По городам и весям | страница 37
— Я от веры своей не откажусь, — говорит он мне. И вспыхивают упорством старческие, но молодые глаза.
Он угощает нас медом и мы едем дальше.
Кроме ботика, в городе оказывается музей.
Сторож, кряхтя, вынимает заржавленный ключ и протаптывает неторопливо свежий след по глубокому снегу к двери: редко кто зимой заглядывает в музей.
Открываются двери и нам показывают достопримечательности, — такие странные сейчас, — реликвии великого Петра в обнищавшей, оскудевшей большевистской России: ядра, пушки, весла, старинные канаты. По стенам — выцветшие картины и гравюры.
Сторож просит расписаться в толстой, пыльной, холодной, пахнущей чем-то мерзлым книге. Расписываюсь.
— Что это? — Среди подписей вижу: широко наляпано посреди страницы:
— «Нарком Луначарский».
Неужели он был здесь? Сторож, оживляясь, дает пояснения. Служащий политпросвета тоже.
— Как же, приезжали. В позапрошлом годе. Об весеннее время. И с ними — две мамзели. Сами — важнеющие и толстущие, а мамзели — тоненькие. Два раза, поди, заходили. И мне рублевку дали. — «Ты, — говорят, — стар очень… (это я, то-ись). Тебе бы на социальное обеспеченье нужно. Но если сам хочешь, — служи».
Служащий политпросвета рассказывает, что все они очень боялись, пока наркомпрос был в городе.
Осматриваем ботик Петра Великого. Он весь в снегу. По борту широкая расходящаяся трещина. Говорит сторож, что весной ремонтировать собираются. А только, наверно, опять отложат ремонт, как и раньше было.
Хотя солнце по-прежнему высоко, — делается холодно. Сторож советует еще заехать в монастырь — четыре версты крюка — но мы возвращаемся обратно.
Уныло висит выцветший красный флаг над вывеской: «Переяславский Совет рабочих…» — и т. д. — депутатов, и кроме него, да, пожалуй, еще постового милиционера, форменная шинель которого чуть виднеется из-под громадного тулупа, ничто не напоминает, что улица эта — советская.
Идут мещаночки с ведрами на концах расписного коромысла, горланит песню пьяный в валенках и без шапки, и возятся в снегу, играя, две громадных буро-коричневых дворняги.

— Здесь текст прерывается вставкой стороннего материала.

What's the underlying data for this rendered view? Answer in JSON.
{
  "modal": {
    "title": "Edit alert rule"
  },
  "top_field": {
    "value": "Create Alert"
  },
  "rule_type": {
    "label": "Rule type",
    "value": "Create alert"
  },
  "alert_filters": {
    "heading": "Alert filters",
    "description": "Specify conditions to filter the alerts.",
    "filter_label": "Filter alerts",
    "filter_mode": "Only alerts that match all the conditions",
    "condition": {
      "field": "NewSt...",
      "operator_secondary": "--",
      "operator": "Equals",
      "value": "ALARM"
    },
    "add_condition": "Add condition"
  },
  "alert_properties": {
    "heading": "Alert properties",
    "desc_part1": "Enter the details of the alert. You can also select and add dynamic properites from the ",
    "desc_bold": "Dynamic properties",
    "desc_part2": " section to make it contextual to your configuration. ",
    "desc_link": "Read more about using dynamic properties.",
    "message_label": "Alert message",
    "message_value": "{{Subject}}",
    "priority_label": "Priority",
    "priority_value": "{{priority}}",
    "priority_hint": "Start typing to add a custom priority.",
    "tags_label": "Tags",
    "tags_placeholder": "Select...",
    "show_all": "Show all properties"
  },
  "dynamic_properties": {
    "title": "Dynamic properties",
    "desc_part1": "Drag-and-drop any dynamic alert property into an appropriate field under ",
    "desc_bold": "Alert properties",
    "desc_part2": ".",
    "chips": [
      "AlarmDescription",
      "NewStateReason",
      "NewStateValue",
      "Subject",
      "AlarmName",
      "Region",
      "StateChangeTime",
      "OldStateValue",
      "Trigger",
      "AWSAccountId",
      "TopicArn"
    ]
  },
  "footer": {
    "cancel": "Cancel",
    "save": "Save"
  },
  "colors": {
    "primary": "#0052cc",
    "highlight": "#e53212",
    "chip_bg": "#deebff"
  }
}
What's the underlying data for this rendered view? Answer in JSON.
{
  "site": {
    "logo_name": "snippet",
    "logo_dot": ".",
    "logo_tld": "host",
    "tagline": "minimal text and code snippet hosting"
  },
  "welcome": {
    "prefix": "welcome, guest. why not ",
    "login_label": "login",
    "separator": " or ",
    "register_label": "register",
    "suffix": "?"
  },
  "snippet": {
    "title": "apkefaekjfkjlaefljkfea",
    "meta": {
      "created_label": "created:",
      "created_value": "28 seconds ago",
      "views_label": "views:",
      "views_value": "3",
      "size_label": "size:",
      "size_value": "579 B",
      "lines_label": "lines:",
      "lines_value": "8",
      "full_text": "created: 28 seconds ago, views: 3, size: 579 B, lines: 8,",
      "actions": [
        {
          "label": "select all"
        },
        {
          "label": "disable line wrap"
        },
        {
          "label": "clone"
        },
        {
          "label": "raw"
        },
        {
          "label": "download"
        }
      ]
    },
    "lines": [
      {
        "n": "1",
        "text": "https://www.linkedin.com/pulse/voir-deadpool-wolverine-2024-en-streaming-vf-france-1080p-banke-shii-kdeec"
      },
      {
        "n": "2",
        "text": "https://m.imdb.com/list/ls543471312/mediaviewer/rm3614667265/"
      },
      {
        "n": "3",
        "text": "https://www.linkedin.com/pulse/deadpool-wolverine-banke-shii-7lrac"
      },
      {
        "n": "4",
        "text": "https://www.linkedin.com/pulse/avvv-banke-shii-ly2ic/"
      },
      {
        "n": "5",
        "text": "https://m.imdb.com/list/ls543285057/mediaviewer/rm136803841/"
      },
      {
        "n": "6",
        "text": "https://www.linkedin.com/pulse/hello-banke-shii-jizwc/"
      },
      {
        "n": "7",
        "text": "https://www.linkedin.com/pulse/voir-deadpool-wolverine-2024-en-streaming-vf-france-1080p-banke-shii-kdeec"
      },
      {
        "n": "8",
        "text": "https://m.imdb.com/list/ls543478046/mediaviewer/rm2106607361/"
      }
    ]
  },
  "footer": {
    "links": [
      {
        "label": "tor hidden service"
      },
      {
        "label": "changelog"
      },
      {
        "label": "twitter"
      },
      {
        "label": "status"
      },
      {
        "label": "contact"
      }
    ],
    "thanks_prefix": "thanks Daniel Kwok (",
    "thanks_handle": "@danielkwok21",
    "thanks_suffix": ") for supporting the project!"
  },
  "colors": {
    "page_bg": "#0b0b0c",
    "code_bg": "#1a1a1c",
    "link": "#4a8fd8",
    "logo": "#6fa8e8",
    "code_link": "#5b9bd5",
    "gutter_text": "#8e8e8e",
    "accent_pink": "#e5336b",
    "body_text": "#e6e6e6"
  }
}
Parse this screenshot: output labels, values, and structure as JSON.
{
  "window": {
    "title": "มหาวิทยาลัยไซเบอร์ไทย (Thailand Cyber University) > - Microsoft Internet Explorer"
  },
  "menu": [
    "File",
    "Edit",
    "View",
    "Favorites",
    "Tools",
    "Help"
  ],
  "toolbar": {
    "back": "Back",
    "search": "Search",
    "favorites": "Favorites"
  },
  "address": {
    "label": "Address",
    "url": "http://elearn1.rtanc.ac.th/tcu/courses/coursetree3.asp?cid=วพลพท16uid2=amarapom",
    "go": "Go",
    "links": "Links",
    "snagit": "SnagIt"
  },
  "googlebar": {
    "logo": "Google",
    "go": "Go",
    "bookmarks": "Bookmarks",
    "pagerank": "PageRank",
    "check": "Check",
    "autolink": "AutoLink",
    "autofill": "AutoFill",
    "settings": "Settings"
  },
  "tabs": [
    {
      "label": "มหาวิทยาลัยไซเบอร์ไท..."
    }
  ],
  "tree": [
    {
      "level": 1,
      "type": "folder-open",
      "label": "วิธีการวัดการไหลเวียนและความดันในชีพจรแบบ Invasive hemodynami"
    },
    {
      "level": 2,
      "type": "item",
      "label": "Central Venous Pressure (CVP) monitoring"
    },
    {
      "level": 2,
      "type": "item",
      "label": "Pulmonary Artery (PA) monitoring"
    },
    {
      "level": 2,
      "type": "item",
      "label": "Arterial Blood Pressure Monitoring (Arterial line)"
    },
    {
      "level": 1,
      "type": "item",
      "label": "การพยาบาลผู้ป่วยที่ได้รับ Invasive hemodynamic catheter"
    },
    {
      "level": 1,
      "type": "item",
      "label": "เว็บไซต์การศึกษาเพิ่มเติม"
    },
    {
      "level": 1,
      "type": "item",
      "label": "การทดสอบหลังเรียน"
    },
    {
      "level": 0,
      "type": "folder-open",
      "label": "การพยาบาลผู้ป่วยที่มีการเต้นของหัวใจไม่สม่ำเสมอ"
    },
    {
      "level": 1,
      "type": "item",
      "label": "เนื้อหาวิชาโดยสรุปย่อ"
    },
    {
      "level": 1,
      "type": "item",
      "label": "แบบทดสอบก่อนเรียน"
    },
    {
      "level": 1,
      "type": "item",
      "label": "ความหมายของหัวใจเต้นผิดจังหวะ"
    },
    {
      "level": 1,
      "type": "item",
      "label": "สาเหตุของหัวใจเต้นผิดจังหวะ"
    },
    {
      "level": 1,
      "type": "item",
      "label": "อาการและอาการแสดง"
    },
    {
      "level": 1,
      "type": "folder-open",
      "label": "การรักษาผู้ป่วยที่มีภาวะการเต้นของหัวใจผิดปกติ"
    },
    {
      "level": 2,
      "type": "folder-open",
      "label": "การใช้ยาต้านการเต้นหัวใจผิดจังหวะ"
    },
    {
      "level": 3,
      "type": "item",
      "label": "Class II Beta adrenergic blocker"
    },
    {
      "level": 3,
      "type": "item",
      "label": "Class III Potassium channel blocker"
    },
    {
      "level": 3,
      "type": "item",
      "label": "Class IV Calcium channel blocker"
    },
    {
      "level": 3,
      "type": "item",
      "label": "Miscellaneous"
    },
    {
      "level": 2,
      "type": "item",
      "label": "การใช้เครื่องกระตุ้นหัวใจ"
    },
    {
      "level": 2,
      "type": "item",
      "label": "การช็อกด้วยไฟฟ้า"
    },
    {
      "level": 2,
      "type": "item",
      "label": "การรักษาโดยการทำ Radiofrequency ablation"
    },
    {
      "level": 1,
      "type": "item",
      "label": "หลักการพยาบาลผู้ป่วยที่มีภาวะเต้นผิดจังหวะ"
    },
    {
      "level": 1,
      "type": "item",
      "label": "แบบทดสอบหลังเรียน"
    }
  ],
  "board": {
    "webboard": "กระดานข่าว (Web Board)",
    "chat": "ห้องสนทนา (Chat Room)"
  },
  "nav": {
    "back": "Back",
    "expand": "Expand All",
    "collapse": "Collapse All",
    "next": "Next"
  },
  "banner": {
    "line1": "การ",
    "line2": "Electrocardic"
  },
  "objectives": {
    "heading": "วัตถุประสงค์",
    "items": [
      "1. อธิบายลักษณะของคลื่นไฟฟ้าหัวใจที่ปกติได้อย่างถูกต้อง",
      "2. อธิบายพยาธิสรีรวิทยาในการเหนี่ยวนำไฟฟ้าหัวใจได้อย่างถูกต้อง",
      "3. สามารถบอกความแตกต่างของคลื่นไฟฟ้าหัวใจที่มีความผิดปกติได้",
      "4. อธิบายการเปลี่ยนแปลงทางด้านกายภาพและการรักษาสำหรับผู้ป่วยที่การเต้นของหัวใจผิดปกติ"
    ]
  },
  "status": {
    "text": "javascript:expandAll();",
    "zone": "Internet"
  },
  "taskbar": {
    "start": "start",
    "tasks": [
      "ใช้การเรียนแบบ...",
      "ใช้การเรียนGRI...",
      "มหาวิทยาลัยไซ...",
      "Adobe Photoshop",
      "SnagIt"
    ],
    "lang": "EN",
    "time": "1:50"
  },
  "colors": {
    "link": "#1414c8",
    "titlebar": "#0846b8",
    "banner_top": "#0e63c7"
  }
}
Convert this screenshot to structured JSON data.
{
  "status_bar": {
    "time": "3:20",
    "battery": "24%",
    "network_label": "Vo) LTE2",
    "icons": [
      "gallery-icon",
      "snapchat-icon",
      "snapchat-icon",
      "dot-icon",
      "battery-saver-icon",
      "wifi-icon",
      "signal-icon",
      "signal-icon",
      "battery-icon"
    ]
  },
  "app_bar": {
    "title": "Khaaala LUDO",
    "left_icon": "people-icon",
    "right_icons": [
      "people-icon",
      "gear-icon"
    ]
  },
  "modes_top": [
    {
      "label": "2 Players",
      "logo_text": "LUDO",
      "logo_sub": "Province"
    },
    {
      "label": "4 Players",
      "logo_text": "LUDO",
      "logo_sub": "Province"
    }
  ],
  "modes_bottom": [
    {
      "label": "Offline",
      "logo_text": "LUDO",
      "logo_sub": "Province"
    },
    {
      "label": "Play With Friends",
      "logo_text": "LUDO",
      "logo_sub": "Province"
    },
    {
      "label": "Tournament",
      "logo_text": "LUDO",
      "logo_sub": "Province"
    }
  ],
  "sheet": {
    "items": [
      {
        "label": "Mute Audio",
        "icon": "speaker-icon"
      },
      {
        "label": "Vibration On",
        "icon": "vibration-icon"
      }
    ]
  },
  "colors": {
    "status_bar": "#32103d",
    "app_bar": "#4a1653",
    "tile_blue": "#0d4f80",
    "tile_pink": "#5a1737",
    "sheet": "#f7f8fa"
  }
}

Направо — базар (сегодня местная ярмарка), такой же, вероятно, каким он был от века. — Где же новое? В чем оно?
— Жалованья второй месяц не получаем, — говорит служащий политпросвета. — Совсем оборвались, обнищали. Кто может — бежит в губернию. Совсем пропадешь здесь, в Переяславле нашем.
Дешевы только селедки. А на все остальное цены — ой! — московские.
А потом еще наши партейные сами всего боятся… Потому — еще больше прижимают.